Gestern war es nett. Wir waren weg, aus, mal wieder abschalten, sich ablenken lassen.
Vielleicht ist mir ja doch ein wenig nach Absaften zumute. Druck abbauen, klar denken. Aber das Danach ist es mir nicht wert: ermüden, einschlafen, erneut aufwachen, gleich wieder Druck. Ich rolle meine Beine über die Bettkante. Ein langer Weg bis dorthin. Fast mein halber Körper. Ein großes Bett. Verspielt und leer.

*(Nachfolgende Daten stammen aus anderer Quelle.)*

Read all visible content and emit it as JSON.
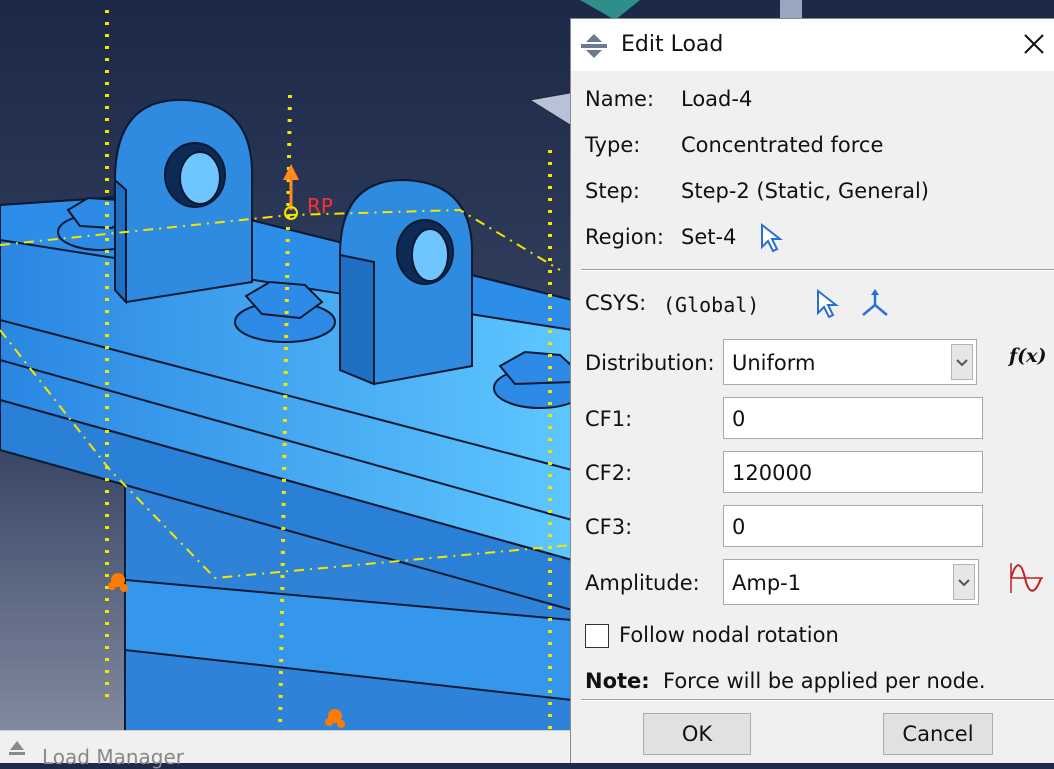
{
  "viewport": {
    "rp_label": "RP"
  },
  "load_manager": {
    "title": "Load Manager"
  },
  "dialog": {
    "title": "Edit Load",
    "name_label": "Name:",
    "name_value": "Load-4",
    "type_label": "Type:",
    "type_value": "Concentrated force",
    "step_label": "Step:",
    "step_value": "Step-2 (Static, General)",
    "region_label": "Region:",
    "region_value": "Set-4",
    "csys_label": "CSYS:",
    "csys_value": "(Global)",
    "distribution_label": "Distribution:",
    "distribution_value": "Uniform",
    "fx_label": "f(x)",
    "cf1_label": "CF1:",
    "cf1_value": "0",
    "cf2_label": "CF2:",
    "cf2_value": "120000",
    "cf3_label": "CF3:",
    "cf3_value": "0",
    "amplitude_label": "Amplitude:",
    "amplitude_value": "Amp-1",
    "follow_label": "Follow nodal rotation",
    "follow_checked": false,
    "note_label": "Note:",
    "note_text": "Force will be applied per node.",
    "ok_label": "OK",
    "cancel_label": "Cancel"
  },
  "colors": {
    "part": "#2f8be0",
    "datum": "#f5e600",
    "accent": "#2a6fd6"
  }
}
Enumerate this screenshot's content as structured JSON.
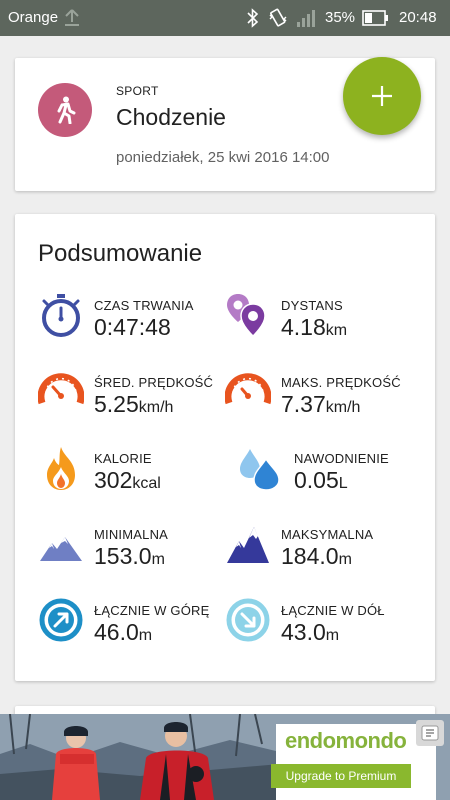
{
  "statusbar": {
    "carrier": "Orange",
    "battery": "35%",
    "time": "20:48"
  },
  "activity": {
    "sport_label": "SPORT",
    "sport_name": "Chodzenie",
    "datetime": "poniedziałek, 25 kwi 2016 14:00",
    "icon": "walking-person-icon",
    "avatar_color": "#c45a7a"
  },
  "fab": {
    "icon": "plus-icon",
    "color": "#8db21f"
  },
  "summary": {
    "title": "Podsumowanie",
    "stats": [
      {
        "label": "CZAS TRWANIA",
        "value": "0:47:48",
        "unit": "",
        "icon": "stopwatch-icon"
      },
      {
        "label": "DYSTANS",
        "value": "4.18",
        "unit": "km",
        "icon": "map-pins-icon"
      },
      {
        "label": "ŚRED. PRĘDKOŚĆ",
        "value": "5.25",
        "unit": "km/h",
        "icon": "speedometer-icon"
      },
      {
        "label": "MAKS. PRĘDKOŚĆ",
        "value": "7.37",
        "unit": "km/h",
        "icon": "speedometer-max-icon"
      },
      {
        "label": "KALORIE",
        "value": "302",
        "unit": "kcal",
        "icon": "flame-icon"
      },
      {
        "label": "NAWODNIENIE",
        "value": "0.05",
        "unit": "L",
        "icon": "water-drops-icon"
      },
      {
        "label": "MINIMALNA",
        "value": "153.0",
        "unit": "m",
        "icon": "mountain-low-icon"
      },
      {
        "label": "MAKSYMALNA",
        "value": "184.0",
        "unit": "m",
        "icon": "mountain-high-icon"
      },
      {
        "label": "ŁĄCZNIE W GÓRĘ",
        "value": "46.0",
        "unit": "m",
        "icon": "ascent-arrow-icon"
      },
      {
        "label": "ŁĄCZNIE W DÓŁ",
        "value": "43.0",
        "unit": "m",
        "icon": "descent-arrow-icon"
      }
    ]
  },
  "ad": {
    "brand": "endomondo",
    "button_label": "Upgrade to Premium",
    "brand_color": "#86b33c"
  }
}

Ich stehe. Das reicht. Ich bewege mich Richtung Bad. Tür zu, Schlüssel rum. Warum? Bin doch alleine. Deckel hoch, Wasser raus. Das ist zwar nicht so schön, aber den Druck nimmt es auch weg. Dabei schaue ich in den Spiegel. Wohin auch sonst? Die Ringe unter meinen Augen signalisieren: zu wenig Schlaf für dein Alter. Welches Alter? Ich bin jung. Ein Fluglotse hätte trotzdem Kollisionswarnung gegeben. Kollision mit der Sünde. Scheiße, denke ich, mache es aber nicht. Die Haare stehen fettig kreuz und quer in alle Himmelsrichtungen orthogonal zur Kopfhaut. So hätte ich als Jugendlicher gerne ausgesehen, aber damals war meine Frisur noch zu ausgedünnt zum hochgelen. Und heute muss ich dafür nur eine Runde schlafen und sehe prima aus. Fuck, stimmt doch nicht. Mein Bartwuchs bringt mich noch ins Grab. Zu schnell und zu ungleichmäßig. Rasieren kann ich mich nicht. Ich blute jedes Mal. Ich habe es schon mit Rasierapparaten geschafft, meine Gesichtshaut zu filetieren. Und Kopfwunden bluten bekanntermaßen besonders stark. Rasieren, so nehme ich mir vor, fällt heute Morgen flach. Das macht ganze fünf Minuten weniger.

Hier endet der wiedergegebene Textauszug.